The law, in its majestic equality, allows both poor and rich alike to access the courts

(With apologies to Anatole France)

Yesterday in Question Time the Greens' David Clendon took the government to task over legal aid cuts. National has cut legal aid funding by 15% in the last five years and reduced access, leading to a rise in clients who cannot afford lawyers representing themselves (which is both bad for them - the lawyer who represents themself has a fool for a client - and for the court system, as their inexperience leads to delay and disruption). But National doesn't think this is a problem, and certainly not one attributable to its cuts. And it insists that

the courts are open to those who wish to avail themselves of them

In other words, "let them eat cake". Which is I guess the answer we can expect from Ministers on quarter of a million dollar salaries about anything affecting real people.

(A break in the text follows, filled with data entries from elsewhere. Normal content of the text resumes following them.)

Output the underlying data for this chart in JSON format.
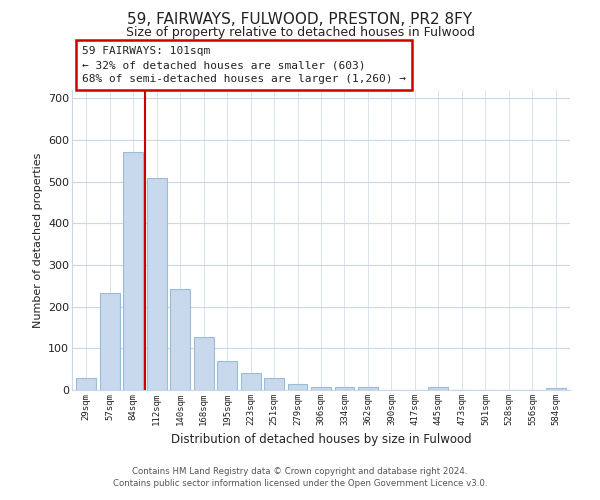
{
  "title": "59, FAIRWAYS, FULWOOD, PRESTON, PR2 8FY",
  "subtitle": "Size of property relative to detached houses in Fulwood",
  "xlabel": "Distribution of detached houses by size in Fulwood",
  "ylabel": "Number of detached properties",
  "bar_labels": [
    "29sqm",
    "57sqm",
    "84sqm",
    "112sqm",
    "140sqm",
    "168sqm",
    "195sqm",
    "223sqm",
    "251sqm",
    "279sqm",
    "306sqm",
    "334sqm",
    "362sqm",
    "390sqm",
    "417sqm",
    "445sqm",
    "473sqm",
    "501sqm",
    "528sqm",
    "556sqm",
    "584sqm"
  ],
  "bar_values": [
    28,
    232,
    571,
    510,
    242,
    127,
    70,
    42,
    28,
    14,
    8,
    8,
    8,
    0,
    0,
    8,
    0,
    0,
    0,
    0,
    5
  ],
  "bar_color": "#c8d8ed",
  "bar_edge_color": "#9bbcd6",
  "highlight_line_color": "#cc0000",
  "highlight_line_index": 2.5,
  "ylim": [
    0,
    720
  ],
  "yticks": [
    0,
    100,
    200,
    300,
    400,
    500,
    600,
    700
  ],
  "annotation_line1": "59 FAIRWAYS: 101sqm",
  "annotation_line2": "← 32% of detached houses are smaller (603)",
  "annotation_line3": "68% of semi-detached houses are larger (1,260) →",
  "annotation_box_color": "#ffffff",
  "annotation_box_edge": "#cc0000",
  "footer_line1": "Contains HM Land Registry data © Crown copyright and database right 2024.",
  "footer_line2": "Contains public sector information licensed under the Open Government Licence v3.0.",
  "bg_color": "#ffffff",
  "grid_color": "#c8d8e8"
}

Meanwhile, in the UK, we can get a glimpse of our future. Over there, the government has also cut legal aid, driven by the same relentless push for austerity and uncaring attitude to access to justice. The result? Yesterday, the lawyers went on strike:
Today is the first day of a wildcat legal strike across the country. Those who find themselves arrested will struggle to get legal aid representation. Within days, the courts system could grind to a halt.

It is happening across England and Wales. The strike will be followed in Merseyside, Greater Manchester, London, Devon, Leeds, Cardiff, Halifax, Derby, Birmingham, Sunderland, north and south Tyneside, Newcastle, Huddersfield, Dewsbury, Bradford, Hull, Kent and Reading. It's impact will be felt everywhere.

It is not technically a strike. Lawyers can't strike. Instead, meetings across the country saw solicitors and barristers gather together and come to individual decisions about whether they would back the action. It is a convoluted process with a complex way of refusing labour.

Basicly, they're refusing to accept legal aid cases anymore. Which means that people arrested will all have to queue for the services of already overworked duty solicitors, and will (if sensible) exercise their right to refuse to be interviewed without a lawyer present, meaning that they can't be interviewed at all. The courts will face similar blockages. If the strike holds, the entire system will fall over, because it essentially operates by goodwill.

That's only one part of the problem, but if New Zealand lawyers want to be properly paid for legal aid services, maybe they should try the same thing here?